Consider the problems around refugees and immigration. This country has had a huge influx of people looking for a better life. It has been going on for decades. Many of these immigrants are poor – not the best and brightest. Some of them come in legally, but many have snuck in by way of Canada. They do not assimilate to American culture. They have a foreign religion and worship among themselves, reciting prayers in a foreign tongue. When they speak English at all, it’s broken and with a heavy accent. Many of them are criminals and are involved in street gangs. Specifically, I want to talk about the ones who joined our military only to betray their sacred oath and join members of their foreign religion to wage war against the United States. I’m talking, of course, about the Irish-American military deserters who formed St. Patrick’s Battalion and took up arms against the United States.
Following the Great Famine, thousands of Irish emigrated to the United States seeking a better life. Lacking land and money, many joined the American Army. These foreign soldiers faced discrimination and abuse on account of their foreign origin and Catholic religion. In 1846, when the United States began a war of territorial expansion against Mexico, an Irishman, John Riley (born Seán Ó Raghailligh in County Galway) organized Irish deserters into a unit of the Mexican Army, the San Patricios. They fought under the flag of the Irish Harp and fought against the United States in the Mexican-American War. While the Irish San Patricios were renowned in Mexico for their bravery, the United States ultimately won the war, seizing Texas and northern Mexico.

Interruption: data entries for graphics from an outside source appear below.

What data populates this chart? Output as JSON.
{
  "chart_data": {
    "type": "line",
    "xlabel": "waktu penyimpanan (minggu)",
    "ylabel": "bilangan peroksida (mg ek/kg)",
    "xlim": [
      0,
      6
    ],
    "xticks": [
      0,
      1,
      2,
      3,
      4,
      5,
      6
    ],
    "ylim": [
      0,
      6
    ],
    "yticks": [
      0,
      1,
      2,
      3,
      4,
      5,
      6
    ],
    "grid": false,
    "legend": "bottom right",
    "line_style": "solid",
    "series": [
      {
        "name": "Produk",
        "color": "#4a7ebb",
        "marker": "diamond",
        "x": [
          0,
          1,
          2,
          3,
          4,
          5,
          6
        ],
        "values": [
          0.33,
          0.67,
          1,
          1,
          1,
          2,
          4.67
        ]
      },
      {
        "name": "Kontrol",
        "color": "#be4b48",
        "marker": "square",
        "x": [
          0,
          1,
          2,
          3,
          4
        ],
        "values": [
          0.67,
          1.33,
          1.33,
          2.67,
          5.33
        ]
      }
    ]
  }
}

Irish Catholic immigrants fought in a declared war against the United States as part of a foreign army. Those involved lived in Mexican exile or were punished in courts martial. Those deserters who were captured were branded – literally branded with hot iron – as traitors and hanged.
Relevant today is what didn’t happen: Loyal Americans of Irish origin were not rounded up and deported. There was no blanket ban on Irish or Catholic immigration. Their children grew up as Americans. They adopted American values and American accents. They ascended to the highest levels of success in both business and government. An Irish-American president is commemorated on the fifty cent coin. Today in the United States, if those Irish deserters are remembered at all, they are celebrated in song and film.
Assimilation does not happen over the course of a single night. But for many of us of Irish ancestry, we choose not to remember the difficulties our ancestors faced in integrating into American culture. We pretend that our people were model citizens and not at all like those immigrants today from Mexico or Syria who cause trouble. But the hard truth is moving to another country is a difficult transition for anyone. The same forces of nativism and alienation that tormented my Irish ancestors in the 1840s are faced by the current generation of immigrants.
In fact, the discrimination immigrants face today is far more overt. Today’s discrimination is sanctioned by our government. The president has issued executive orders banning immigration into this country according to religion. He has proposed a massive slash in government services in order to finance a giant wall to keep other immigrants out. Families are being split up and immigrants are being deported for seeking medical care, for practicing their religion, for speaking out. Even American citizens are being detained at the border for no reason apart from their religious beliefs. None of these have raised an army battalion. None of them deserve this treatment. This nation is founded on the belief that all people have an equal right to liberty and justice. We’ve always had a hard time living up to those ideals. But in 2017, more than any time since the abolition of slavery, we are failing spectacularly.